Returning after Time Away from a Project

I was happily surprised when I recently picked up the young Rene XIV novel after having set it aside for over a month, and discovered that the time working on other projects did indeed allow me to get a fresh perspective on it. Things that had been insurmountable barriers suddenly came clear to me, and I was able to outline a large number of chapters.

Unfortunately, I'm now getting to the point where I need to actually write the chapters in order to get the necessary perspective to push the outline forward to the end. Which of course means actually having the time to write, not always a commodity in great supply. But I've just finished one major non-fiction project, and I'm hoping that will translate into some more writing time than I've experienced of late.

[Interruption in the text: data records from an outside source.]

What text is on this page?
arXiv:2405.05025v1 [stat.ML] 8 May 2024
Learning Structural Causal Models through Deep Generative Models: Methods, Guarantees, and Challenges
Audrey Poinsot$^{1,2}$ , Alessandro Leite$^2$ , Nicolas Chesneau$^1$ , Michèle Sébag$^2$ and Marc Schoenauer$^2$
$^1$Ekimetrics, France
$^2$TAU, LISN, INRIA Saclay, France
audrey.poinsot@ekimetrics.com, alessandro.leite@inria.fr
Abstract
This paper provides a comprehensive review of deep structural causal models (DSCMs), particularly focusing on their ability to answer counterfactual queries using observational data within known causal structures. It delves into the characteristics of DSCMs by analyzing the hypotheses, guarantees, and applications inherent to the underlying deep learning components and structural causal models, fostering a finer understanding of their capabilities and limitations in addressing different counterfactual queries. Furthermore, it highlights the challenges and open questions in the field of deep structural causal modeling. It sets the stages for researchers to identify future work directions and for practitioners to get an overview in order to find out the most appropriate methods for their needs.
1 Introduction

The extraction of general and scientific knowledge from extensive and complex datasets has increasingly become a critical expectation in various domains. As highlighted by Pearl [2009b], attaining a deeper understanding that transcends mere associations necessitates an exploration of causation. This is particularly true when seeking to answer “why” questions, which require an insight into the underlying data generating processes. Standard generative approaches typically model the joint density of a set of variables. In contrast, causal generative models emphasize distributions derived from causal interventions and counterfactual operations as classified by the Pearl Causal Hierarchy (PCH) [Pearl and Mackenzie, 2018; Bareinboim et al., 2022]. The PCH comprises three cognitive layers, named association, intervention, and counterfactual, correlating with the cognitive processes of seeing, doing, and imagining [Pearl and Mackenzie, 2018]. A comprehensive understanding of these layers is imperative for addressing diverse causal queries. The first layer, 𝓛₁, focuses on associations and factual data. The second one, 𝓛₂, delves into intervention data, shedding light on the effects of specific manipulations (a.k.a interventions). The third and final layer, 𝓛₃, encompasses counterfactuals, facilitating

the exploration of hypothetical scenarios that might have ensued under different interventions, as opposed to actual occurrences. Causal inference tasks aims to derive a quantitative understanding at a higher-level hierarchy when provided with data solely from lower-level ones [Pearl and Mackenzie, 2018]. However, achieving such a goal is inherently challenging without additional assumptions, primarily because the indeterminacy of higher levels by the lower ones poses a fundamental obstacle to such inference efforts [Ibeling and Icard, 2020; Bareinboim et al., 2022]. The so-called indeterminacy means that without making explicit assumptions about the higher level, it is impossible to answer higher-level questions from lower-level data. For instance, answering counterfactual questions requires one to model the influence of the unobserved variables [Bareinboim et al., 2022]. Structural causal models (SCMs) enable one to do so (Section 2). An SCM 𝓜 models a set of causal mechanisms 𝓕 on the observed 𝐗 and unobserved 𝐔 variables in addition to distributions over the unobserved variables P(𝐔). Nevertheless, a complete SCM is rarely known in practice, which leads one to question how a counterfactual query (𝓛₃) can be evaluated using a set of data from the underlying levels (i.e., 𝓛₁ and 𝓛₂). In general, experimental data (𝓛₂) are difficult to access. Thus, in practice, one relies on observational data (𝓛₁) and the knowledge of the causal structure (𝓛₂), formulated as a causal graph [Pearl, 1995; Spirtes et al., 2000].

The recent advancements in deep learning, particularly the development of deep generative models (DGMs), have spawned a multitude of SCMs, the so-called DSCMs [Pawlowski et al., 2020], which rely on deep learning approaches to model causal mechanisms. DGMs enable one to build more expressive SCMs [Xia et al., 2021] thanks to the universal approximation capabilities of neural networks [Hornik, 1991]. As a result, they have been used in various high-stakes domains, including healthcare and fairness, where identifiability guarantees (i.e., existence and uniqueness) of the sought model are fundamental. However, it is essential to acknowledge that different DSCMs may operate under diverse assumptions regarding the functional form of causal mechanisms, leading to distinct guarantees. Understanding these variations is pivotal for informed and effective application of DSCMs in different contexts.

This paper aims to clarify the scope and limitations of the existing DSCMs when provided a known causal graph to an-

On the other hand, it's also possible that my clearing my desk will be rapidly followed by someone else writing me and asking if I'd like to pick up a project for them, on a very short deadline. And there will go my fiction writing time again, because we need that money.

Monday, July 03, 2006

Perspectives

As I'm working on Codyland Reunion, I'm having some serious misgivings on my choices for point of view in Chapter 7. Most of the book is written in tight third person, but in this one I've slipped out to something more closely approaching omniscient.

However, in this scene I really don't want to get too close to the two spies. Not only are they unsavory sorts that I don't want to bring too close to the reader, but I want to create a certain air of mystery and danger around them, which could be dispelled too early if I let the reader into their heads. At the same time, there's really no one else who will see them as they sneak their way into Crescent City for their meeting with Tony Yale.

This may end up being another of those things that I'll let stand until I finish writing the whole novel, then see whether it works in the matrix of the finished work.